Direct action of GnRH variants on goldfish oocyte meiosis and follicular steroidogenesis

Abstract

This study investigated the effects of gonadotropin-releasing hormones (GnRH) present in the goldfish brain (sGnRH and cGnRH-II) as well as a number of other GnRH variants on the reinitiation of meiosis and testosterone production in the follicle-enclosed goldfish oocytes, in vitro. All GnRH peptides tested individually stimulated oocyte meiosis in vitro, as determined by germinal vesicle breakdown (GVBD) as well as histone H1 kinase activity, which is an indicator of maturation promoting factor (MPF) production. The GnRH peptides tested had no detectable effect on basal follicular testosterone production with the exception of lGnRH-III, which had a relatively small stimulatory effect.
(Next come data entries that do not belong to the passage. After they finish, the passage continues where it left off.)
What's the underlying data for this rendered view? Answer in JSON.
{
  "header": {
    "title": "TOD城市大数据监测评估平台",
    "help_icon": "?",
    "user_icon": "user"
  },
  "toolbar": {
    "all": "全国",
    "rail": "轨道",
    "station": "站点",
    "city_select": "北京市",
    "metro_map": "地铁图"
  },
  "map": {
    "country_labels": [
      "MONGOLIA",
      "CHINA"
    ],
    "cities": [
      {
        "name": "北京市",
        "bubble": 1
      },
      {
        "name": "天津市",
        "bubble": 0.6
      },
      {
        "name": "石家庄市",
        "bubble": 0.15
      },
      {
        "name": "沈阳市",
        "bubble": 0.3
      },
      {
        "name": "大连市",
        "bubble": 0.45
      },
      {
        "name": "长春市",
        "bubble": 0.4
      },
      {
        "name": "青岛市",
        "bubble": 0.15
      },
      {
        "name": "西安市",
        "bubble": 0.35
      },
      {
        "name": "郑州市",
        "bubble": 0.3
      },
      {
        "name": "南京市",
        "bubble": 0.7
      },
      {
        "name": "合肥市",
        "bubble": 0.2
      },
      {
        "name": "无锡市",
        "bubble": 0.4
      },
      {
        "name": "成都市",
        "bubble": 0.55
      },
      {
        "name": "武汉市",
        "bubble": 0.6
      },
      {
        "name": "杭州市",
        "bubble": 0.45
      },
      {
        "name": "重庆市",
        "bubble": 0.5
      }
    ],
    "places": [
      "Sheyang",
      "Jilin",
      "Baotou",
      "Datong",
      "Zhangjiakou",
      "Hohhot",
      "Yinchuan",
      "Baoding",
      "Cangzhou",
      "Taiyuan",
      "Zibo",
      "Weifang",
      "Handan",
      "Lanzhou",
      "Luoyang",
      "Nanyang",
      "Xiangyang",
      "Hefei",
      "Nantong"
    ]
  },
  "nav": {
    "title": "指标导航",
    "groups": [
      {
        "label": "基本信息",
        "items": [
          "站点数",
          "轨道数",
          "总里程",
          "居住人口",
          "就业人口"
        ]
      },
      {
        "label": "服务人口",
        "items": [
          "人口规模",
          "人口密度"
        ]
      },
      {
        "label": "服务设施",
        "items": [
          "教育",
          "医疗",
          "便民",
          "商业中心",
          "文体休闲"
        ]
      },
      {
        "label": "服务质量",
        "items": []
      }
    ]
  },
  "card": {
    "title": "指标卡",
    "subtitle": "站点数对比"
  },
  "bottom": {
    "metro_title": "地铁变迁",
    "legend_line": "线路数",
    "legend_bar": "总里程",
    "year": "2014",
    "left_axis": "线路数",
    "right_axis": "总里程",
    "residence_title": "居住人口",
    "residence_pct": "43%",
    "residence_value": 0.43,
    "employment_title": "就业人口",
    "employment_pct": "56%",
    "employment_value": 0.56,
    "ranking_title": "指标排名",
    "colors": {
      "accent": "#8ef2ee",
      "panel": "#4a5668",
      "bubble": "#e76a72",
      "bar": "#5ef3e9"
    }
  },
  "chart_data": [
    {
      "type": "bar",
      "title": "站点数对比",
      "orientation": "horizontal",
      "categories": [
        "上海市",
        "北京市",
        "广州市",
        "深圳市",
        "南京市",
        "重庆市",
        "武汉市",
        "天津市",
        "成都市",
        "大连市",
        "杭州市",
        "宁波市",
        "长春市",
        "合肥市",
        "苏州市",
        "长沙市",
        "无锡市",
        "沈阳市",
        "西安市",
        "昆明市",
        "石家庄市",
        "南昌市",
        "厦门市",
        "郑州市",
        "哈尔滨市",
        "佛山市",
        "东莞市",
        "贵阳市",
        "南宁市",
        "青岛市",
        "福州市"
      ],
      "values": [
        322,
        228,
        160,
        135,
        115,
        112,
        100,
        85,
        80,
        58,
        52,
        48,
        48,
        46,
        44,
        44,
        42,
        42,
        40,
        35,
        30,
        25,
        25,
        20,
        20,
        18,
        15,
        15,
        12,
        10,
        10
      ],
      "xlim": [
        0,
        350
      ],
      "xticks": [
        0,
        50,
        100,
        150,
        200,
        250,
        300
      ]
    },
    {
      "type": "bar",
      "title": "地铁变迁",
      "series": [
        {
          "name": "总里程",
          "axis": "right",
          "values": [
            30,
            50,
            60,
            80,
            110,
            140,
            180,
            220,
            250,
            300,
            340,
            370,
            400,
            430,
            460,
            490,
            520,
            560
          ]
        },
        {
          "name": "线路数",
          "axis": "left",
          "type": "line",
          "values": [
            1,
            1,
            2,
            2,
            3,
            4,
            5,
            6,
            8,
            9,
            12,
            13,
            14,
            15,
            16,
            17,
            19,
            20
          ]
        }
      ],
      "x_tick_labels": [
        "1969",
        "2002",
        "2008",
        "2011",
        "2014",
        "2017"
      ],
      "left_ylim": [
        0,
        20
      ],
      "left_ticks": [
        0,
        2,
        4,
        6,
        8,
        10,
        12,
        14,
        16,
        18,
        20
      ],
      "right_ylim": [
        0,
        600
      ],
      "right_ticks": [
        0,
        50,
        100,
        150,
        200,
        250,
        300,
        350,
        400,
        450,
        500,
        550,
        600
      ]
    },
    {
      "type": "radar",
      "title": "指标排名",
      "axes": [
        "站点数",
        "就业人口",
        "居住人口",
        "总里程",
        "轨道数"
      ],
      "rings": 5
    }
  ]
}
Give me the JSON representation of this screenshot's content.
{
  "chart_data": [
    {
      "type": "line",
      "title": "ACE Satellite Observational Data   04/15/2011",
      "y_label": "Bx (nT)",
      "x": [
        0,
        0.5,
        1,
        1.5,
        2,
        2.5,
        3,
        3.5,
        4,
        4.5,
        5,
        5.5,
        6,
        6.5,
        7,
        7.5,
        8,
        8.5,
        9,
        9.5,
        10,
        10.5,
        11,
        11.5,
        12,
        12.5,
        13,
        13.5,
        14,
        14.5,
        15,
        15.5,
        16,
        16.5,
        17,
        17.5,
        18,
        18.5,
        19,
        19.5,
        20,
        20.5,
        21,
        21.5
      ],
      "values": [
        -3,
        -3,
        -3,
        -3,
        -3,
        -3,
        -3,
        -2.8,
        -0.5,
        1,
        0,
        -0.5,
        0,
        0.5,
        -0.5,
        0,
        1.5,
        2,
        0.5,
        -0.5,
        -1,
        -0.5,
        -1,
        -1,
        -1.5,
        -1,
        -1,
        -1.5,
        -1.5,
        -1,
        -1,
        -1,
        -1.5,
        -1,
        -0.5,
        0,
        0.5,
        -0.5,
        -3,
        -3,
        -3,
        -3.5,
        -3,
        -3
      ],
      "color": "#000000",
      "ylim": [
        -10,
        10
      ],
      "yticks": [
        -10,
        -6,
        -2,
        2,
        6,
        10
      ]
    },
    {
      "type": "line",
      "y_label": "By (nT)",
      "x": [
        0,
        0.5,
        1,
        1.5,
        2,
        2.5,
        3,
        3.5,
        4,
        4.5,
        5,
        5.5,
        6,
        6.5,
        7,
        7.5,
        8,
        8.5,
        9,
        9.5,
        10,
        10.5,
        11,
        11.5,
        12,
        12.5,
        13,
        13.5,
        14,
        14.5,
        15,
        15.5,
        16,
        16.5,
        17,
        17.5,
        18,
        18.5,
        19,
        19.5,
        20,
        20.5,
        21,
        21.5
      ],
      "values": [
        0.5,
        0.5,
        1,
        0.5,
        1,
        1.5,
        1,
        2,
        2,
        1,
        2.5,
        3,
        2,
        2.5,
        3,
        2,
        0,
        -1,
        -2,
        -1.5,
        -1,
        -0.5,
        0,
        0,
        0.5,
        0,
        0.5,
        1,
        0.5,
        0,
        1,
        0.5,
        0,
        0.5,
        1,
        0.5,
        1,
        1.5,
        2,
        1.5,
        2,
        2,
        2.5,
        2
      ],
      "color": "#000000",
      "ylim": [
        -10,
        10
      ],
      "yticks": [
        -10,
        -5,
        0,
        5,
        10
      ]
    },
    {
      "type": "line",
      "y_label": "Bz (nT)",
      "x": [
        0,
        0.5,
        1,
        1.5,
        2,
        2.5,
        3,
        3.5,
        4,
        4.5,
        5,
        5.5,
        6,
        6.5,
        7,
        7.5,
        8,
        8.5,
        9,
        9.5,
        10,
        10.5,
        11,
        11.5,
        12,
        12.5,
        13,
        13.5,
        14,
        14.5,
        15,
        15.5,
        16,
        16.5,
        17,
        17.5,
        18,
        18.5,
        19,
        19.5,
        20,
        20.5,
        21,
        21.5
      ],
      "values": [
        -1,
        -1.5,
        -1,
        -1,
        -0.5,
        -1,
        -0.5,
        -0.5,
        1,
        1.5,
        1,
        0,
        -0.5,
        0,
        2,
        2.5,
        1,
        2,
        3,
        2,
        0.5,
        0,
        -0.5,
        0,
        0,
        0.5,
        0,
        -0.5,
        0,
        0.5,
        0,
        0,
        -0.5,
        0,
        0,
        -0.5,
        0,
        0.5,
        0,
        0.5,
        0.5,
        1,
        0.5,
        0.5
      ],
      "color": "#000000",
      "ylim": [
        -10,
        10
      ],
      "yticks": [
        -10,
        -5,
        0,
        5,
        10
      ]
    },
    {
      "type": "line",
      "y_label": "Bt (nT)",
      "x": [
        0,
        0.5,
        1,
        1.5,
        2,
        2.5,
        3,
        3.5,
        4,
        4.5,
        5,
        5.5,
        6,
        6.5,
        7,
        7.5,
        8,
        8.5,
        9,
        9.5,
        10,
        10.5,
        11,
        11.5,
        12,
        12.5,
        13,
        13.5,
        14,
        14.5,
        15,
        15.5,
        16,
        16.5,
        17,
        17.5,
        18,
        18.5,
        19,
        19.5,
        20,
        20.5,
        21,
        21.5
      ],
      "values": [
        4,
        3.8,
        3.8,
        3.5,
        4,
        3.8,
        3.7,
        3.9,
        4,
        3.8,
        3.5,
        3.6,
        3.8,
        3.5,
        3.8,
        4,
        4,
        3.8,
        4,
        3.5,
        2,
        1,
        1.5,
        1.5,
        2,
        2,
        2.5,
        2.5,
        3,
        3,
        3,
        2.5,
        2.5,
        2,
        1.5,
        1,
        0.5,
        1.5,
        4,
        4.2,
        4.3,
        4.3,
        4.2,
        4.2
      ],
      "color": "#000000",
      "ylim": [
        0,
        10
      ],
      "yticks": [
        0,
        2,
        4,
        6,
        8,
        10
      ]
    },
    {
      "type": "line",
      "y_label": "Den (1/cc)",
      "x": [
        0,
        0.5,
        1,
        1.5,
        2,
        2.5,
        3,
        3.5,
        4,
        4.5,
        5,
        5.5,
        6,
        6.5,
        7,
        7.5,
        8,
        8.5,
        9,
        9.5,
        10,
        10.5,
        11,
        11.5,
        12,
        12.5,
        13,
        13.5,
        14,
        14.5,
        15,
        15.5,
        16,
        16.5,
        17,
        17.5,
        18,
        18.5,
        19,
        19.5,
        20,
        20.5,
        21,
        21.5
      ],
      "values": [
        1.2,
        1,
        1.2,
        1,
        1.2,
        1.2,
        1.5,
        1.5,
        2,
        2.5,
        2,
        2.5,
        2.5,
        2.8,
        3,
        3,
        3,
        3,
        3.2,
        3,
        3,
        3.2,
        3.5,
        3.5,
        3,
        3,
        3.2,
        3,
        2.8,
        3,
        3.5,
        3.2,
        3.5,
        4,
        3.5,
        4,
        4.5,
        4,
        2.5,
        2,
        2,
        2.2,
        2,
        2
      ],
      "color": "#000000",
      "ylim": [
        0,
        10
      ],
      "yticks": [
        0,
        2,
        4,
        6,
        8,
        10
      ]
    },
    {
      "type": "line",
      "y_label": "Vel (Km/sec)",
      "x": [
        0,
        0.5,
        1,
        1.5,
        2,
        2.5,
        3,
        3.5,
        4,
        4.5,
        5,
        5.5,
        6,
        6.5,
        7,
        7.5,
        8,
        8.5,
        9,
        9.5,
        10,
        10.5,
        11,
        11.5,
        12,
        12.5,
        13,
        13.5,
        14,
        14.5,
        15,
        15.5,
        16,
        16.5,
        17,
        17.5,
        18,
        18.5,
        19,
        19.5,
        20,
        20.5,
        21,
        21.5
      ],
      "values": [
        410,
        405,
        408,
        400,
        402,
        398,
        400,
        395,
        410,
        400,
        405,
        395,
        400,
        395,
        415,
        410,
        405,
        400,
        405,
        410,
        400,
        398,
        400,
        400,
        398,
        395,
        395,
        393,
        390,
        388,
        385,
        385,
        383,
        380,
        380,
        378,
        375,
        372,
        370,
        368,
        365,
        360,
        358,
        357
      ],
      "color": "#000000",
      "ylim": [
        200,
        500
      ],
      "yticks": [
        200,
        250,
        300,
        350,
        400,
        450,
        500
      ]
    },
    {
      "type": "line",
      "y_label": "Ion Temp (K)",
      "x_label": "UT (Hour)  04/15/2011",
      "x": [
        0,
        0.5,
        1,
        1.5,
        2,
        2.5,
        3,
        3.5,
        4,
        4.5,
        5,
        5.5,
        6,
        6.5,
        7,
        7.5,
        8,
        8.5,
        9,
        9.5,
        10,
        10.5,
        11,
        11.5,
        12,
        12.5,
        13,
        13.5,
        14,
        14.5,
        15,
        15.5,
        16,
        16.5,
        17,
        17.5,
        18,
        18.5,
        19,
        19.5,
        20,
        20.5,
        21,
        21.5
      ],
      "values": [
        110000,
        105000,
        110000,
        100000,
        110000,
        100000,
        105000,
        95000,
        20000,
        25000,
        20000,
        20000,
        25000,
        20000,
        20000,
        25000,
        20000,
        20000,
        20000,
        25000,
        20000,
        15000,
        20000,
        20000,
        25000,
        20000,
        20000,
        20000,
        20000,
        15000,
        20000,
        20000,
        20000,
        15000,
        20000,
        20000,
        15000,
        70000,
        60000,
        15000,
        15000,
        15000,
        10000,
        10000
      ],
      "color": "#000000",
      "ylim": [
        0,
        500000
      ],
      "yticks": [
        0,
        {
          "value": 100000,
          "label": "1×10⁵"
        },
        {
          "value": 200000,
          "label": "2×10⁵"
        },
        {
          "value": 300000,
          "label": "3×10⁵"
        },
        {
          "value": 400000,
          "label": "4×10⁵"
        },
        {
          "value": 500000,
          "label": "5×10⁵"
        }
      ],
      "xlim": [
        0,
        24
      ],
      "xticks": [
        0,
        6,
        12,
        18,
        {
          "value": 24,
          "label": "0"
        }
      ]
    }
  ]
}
In the presence of gonadotropin hormone (GTH), however, both sGnRH and lGnRH-III inhibited GTH-induced meiosis and steroidogenesis, whereas other GnRH peptides had no effect on GTH-induced responses. Addition of a GnRH antagonist effectively blocked the stimulatory effect of all GnRH peptides on oocyte meiosis, but was without effect on the inhibitory actions of sGnRH and lGnRH-III on GTH-induced meiosis, suggesting the involvement of different pathways mediating the stimulatory and inhibitory actions of sGnRH and lGnRH-III. These GnRH peptides were found to bind to the GnRH receptors in the goldfish ovary with different affinities (equilibrium association constant, K a). The findings provide novel information on the activity of GnRH variants in the goldfish ovary and provide a strong support for the hypothesis that GnRH plays a paracrine/autocrine role in the regulation of ovarian function in goldfish.